Toyota expects cost-cutting to add ¥170-billion to annual operating profit, ¥30-billion more than it had expected three months ago, and also expects to save ¥20-billion by trimming research and development and other spending.

"Our efforts to improve our profitability came through faster than we expected," senior managing director Takahiko Ijichi told a news conference. "Our break-even point has undoubtedly fallen and our earnings power is gradually improving."

Still, Toyota is only forecasting an operating margin of 2.9 per cent for the year to end-March, lower than Japan's No.2 Nissan Motor and third-ranked Honda Motor.

Underlining its exposure to the yen, which hit a 15-year high against the dollar in the October-December reporting period, the maker of the Prius hybrid and Corolla sedan built nearly 3.3 million vehicles in Japan.

Excluding units from subsidiaries Daihatsu Motor Co and Hino Motors Ltd., that represents 43 per cent of its total production, much higher than Honda and Nissan which build 27-28 per cent of their vehicles in Japan.

Toyota shipped more than half of those vehicles overseas, making a loss on many of them with the dollar well below the rate of ¥90 that President Akio Toyoda has said is the minimum to keep Japan's manufacturing sector competitive.

Nissan is expected on Wednesday to report a drop in third-quarter operating profit and Honda has already posted weaker results for the period.

Toyota is also still grappling with quality issues after recalling almost 16 million vehicles since late 2009, most of them in the United States, where it underperformed last year.

The U.S. Department of Transportation is due later on Tuesday to release its long-awaited findings of the review of Toyota's electronic throttles over complaints of unintended acceleration -- the problem behind most of the recalls in the crisis.

With overall demand in the key U.S. market improving, however, analysts say Toyota's disproportionately large Japanese operations will remain the biggest drag on its earnings.

Although Japan's car market is shrinking with a declining population and urbanization, Toyota's founding family chief, Toyoda, has vowed to build a minimum three million vehicles a year at home to keep the tradition of manufacturing alive. Honda built less than one million cars in Japan last year, while Nissan produced 1.13 million.

That has kept Toyota's parent-only operations deep in the red, with an operating loss of ¥420-billion expected this year and some investors are keen to see a greater proportion of cars built where they are sold.

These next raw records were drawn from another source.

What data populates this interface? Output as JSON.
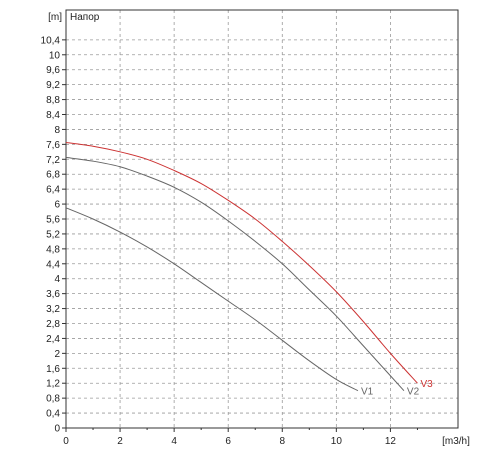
{
  "chart_data": {
    "type": "line",
    "title": "Напор",
    "ylabel": "[m]",
    "xlabel": "[m3/h]",
    "xlim": [
      0,
      14.5
    ],
    "ylim": [
      0,
      11.2
    ],
    "x_ticks": [
      "0",
      "2",
      "4",
      "6",
      "8",
      "10",
      "12"
    ],
    "x_tick_values": [
      0,
      2,
      4,
      6,
      8,
      10,
      12
    ],
    "y_ticks": [
      "0",
      "0,4",
      "0,8",
      "1,2",
      "1,6",
      "2",
      "2,4",
      "2,8",
      "3,2",
      "3,6",
      "4",
      "4,4",
      "4,8",
      "5,2",
      "5,6",
      "6",
      "6,4",
      "6,8",
      "7,2",
      "7,6",
      "8",
      "8,4",
      "8,8",
      "9,2",
      "9,6",
      "10",
      "10,4"
    ],
    "y_tick_values": [
      0,
      0.4,
      0.8,
      1.2,
      1.6,
      2,
      2.4,
      2.8,
      3.2,
      3.6,
      4,
      4.4,
      4.8,
      5.2,
      5.6,
      6,
      6.4,
      6.8,
      7.2,
      7.6,
      8,
      8.4,
      8.8,
      9.2,
      9.6,
      10,
      10.4
    ],
    "grid": true,
    "series": [
      {
        "name": "V1",
        "color": "#666666",
        "x": [
          0,
          1,
          2,
          3,
          4,
          5,
          6,
          7,
          8,
          9,
          10,
          10.8
        ],
        "y": [
          5.9,
          5.6,
          5.25,
          4.85,
          4.4,
          3.9,
          3.4,
          2.9,
          2.35,
          1.8,
          1.3,
          1.0
        ]
      },
      {
        "name": "V2",
        "color": "#666666",
        "x": [
          0,
          1,
          2,
          3,
          4,
          5,
          6,
          7,
          8,
          9,
          10,
          11,
          12,
          12.5
        ],
        "y": [
          7.25,
          7.15,
          7.0,
          6.75,
          6.45,
          6.05,
          5.55,
          5.0,
          4.4,
          3.7,
          3.0,
          2.2,
          1.4,
          1.0
        ]
      },
      {
        "name": "V3",
        "color": "#cc3333",
        "x": [
          0,
          1,
          2,
          3,
          4,
          5,
          6,
          7,
          8,
          9,
          10,
          11,
          12,
          13
        ],
        "y": [
          7.65,
          7.55,
          7.4,
          7.2,
          6.9,
          6.55,
          6.1,
          5.6,
          5.0,
          4.35,
          3.65,
          2.85,
          2.0,
          1.2
        ]
      }
    ]
  }
}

"I would like to see progress in rebalancing of their production footprint to mitigate eroding export margins," said Neo Chiu Yen, vice-president at ABN AMRO Private Bank.

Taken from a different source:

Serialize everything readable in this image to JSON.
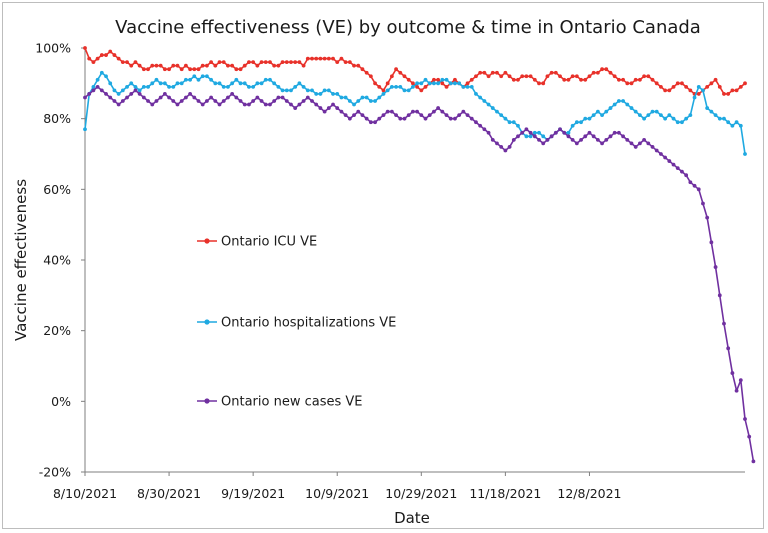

Mr. Ijichi conceded Toyota had no quick fix to absorb the yen's debilitating rise. For now, Toyota was raising product prices wherever possible, pushing sales of higher-margin cars and trying to sell more cars made outside Japan, he said.

The Japanese currency may become less of a burden with a Feb. 2 Reuters poll forecasting a weakening to 90 per dollar in a year's time.

Toyota's October-December operating profit fell 48 per cent to ¥99.07-billion, while net profit fell 39 per cent to ¥93.63-billion.

Wide-ranging estimates from nine analysts surveyed by Reuters had put the third-quarter operating profit at an average 70.6 billion yen. Profits made in China are not counted on the operating level at Toyota, which reports under U.S. accounting rules.

Toyota's shares have risen 18 per cent in the past three months versus a 13-per-cent gain in Tokyo's broad TOPIX index . Honda gained 22 per cent and Nissan rose 13 per cent.

Before the results were announced on Tuesday, Toyota ended trading unchanged from the previous day at ¥3,490, while the TOPIX gained 0.4 per cent.